Muitas cabeças decepadas do corpo encontradas nos pátios de convívio eram de
presos de menor periculosidade ou menos influentes dentre os detentos, que
estariam lá apenas para fazer valer o exemplo. A temeridade é que o castigo
real ocorra e seu custo seja muito maior daquele que se pode suportar, ou,
pelos olhos da sociedade do sadismo, que se deve suportar. Nas delegacias nos
centros e bairros da cidade, onde comportam apenas poucos detentos que seriam
aqueles que permaneceriam lá apenas por um período, como nos casos de
flagrantes, a superlotação é sintoma da anomalia que cresce diariamente. É
fácil encontrar presos sem motivos de ali estarem, pagando a sua parte de um
castigo muito maior que seu crime. Sem falar dos profissionais de segurança
pública; policiais civis, escrivães e delegados que acabam convivendo com o
receio de um resgate de presos por parte de facções, de brigas entre detentos
que acabam em rebeliões, devido à cela comportar dez indivíduos estar com
trinta e cinco. E ainda há quem diga que o encarcerado não deve se sentir em
colônia de férias e sim deve sofrer a sua punição. Como se não sofresse.

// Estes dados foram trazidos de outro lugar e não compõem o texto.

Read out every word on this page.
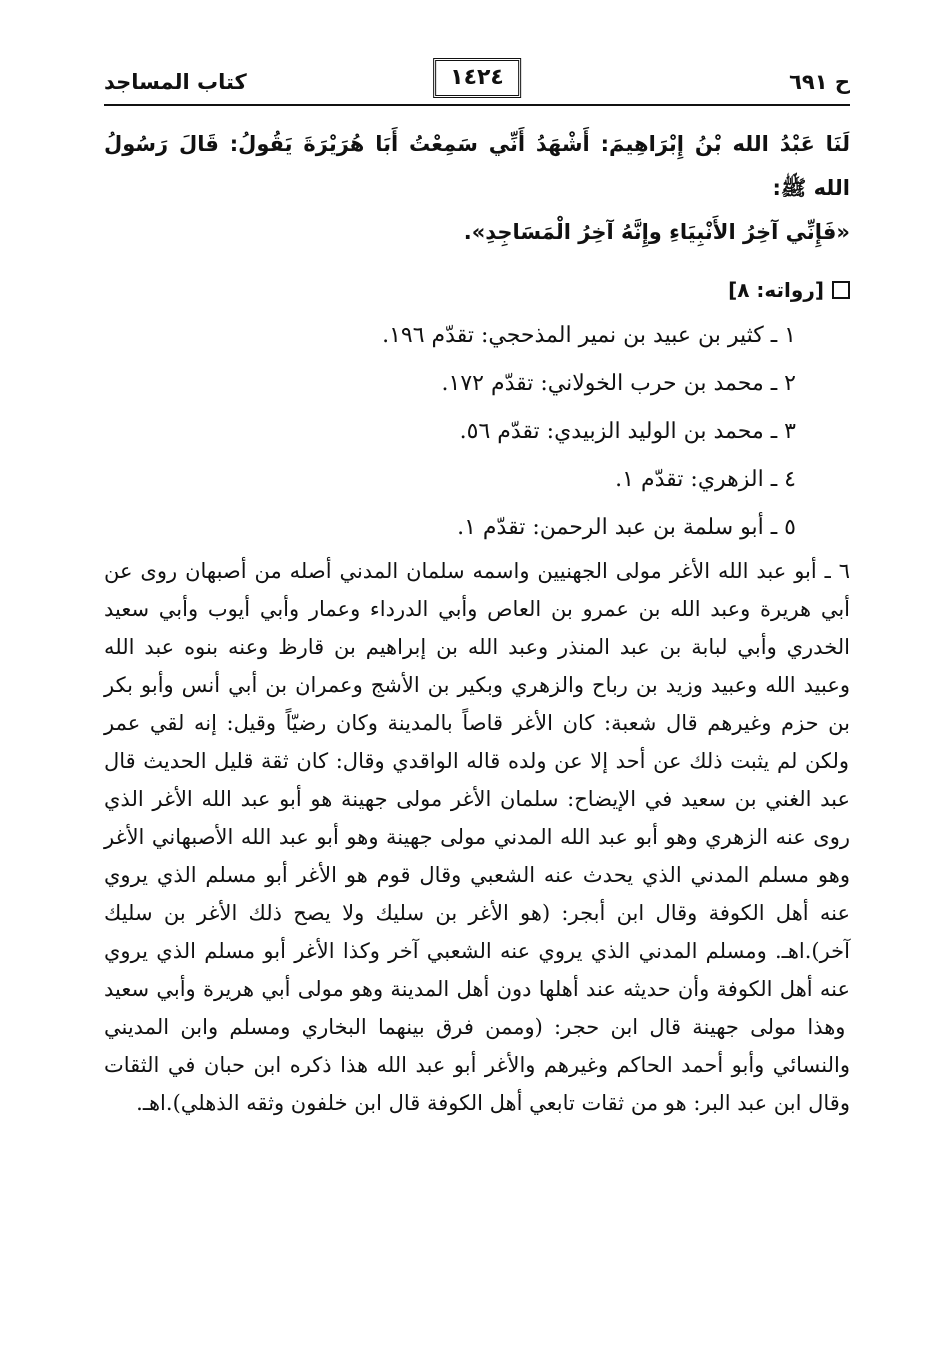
ح ٦٩١
١٤٢٤
كتاب المساجد

لَنَا عَبْدُ الله بْنُ إِبْرَاهِيمَ: أَشْهَدُ أَنِّي سَمِعْتُ أَبَا هُرَيْرَةَ يَقُولُ: قَالَ رَسُولُ الله ﷺ:

«فَإِنِّي آخِرُ الأَنْبِيَاءِ وإِنَّهُ آخِرُ الْمَسَاجِدِ».

[رواته: ٨]
١ ـ كثير بن عبيد بن نمير المذحجي: تقدّم ١٩٦.
٢ ـ محمد بن حرب الخولاني: تقدّم ١٧٢.
٣ ـ محمد بن الوليد الزبيدي: تقدّم ٥٦.
٤ ـ الزهري: تقدّم ١.
٥ ـ أبو سلمة بن عبد الرحمن: تقدّم ١.
٦ ـ أبو عبد الله الأغر مولى الجهنيين واسمه سلمان المدني أصله من أصبهان روى عن أبي هريرة وعبد الله بن عمرو بن العاص وأبي الدرداء وعمار وأبي أيوب وأبي سعيد الخدري وأبي لبابة بن عبد المنذر وعبد الله بن إبراهيم بن قارظ وعنه بنوه عبد الله وعبيد الله وعبيد وزيد بن رباح والزهري وبكير بن الأشج وعمران بن أبي أنس وأبو بكر بن حزم وغيرهم قال شعبة: كان الأغر قاصاً بالمدينة وكان رضيّاً وقيل: إنه لقي عمر ولكن لم يثبت ذلك عن أحد إلا عن ولده قاله الواقدي وقال: كان ثقة قليل الحديث قال عبد الغني بن سعيد في الإيضاح: سلمان الأغر مولى جهينة هو أبو عبد الله الأغر الذي روى عنه الزهري وهو أبو عبد الله المدني مولى جهينة وهو أبو عبد الله الأصبهاني الأغر وهو مسلم المدني الذي يحدث عنه الشعبي وقال قوم هو الأغر أبو مسلم الذي يروي عنه أهل الكوفة وقال ابن أبجر: (هو الأغر بن سليك ولا يصح ذلك الأغر بن سليك آخر).اهـ. ومسلم المدني الذي يروي عنه الشعبي آخر وكذا الأغر أبو مسلم الذي يروي عنه أهل الكوفة وأن حديثه عند أهلها دون أهل المدينة وهو مولى أبي هريرة وأبي سعيد وهذا مولى جهينة قال ابن حجر: (وممن فرق بينهما البخاري ومسلم وابن المديني والنسائي وأبو أحمد الحاكم وغيرهم والأغر أبو عبد الله هذا ذكره ابن حبان في الثقات وقال ابن عبد البر: هو من ثقات تابعي أهل الكوفة قال ابن خلفون وثقه الذهلي).اهـ.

Entretanto, é essa a função da pena? Punição? Sim, de fato, em nossa realidade,
a função é punição. Essa funcionalidade legitima o poder de trancafiar tantos
em pequenos espaços insalubres, legitima o poder do Estado de fazer sofrer quem
bem entender que esteja na malha criminal como autor do fato ou pasmem!, o
acusado. Essa é a motivação da sociedade do pânico e do sadismo: acorrentar e
fazer sofrer aqueles diferentes que os fazem muitas vezes, tremer sem motivos,
resguardando a possibilidade de algum dia haver algum motivo. Se castigo é dor,
qualquer penitenciaria ou cadeia é castigo, pois a punição seria a função da
pena. Não se pode deixar de observar algo certo que é o retorno do individuo em
sociedade, onde depois de tanta dor é passível que negue o mundo que também o
negou um dia. Não há ressocialização e sabe-se disso. A pena deveria ser
proporcional ao crime, mas em nossas condições, nas bases dos estabelecimentos
prisionais no País, a pena nunca é proporcional, mas sempre emblemática. A
sociedade que busca vingança pode ficar tranquila: em toda penitenciaria a lei
do olho por olho é imperativa. Muitos ao sair do sistema carcerário não
enxergam continuidade na vida dos lados de fora dos muros, retornando em
seguida ao seu interior. Muros estes que deveriam conter a seguinte inscrição,
com toda pompa merecida: Deixai toda esperança, vós que entrais.
REFERÊNCIAS
Canto III, Inferno, A divina Comédia, Dante Alighieri.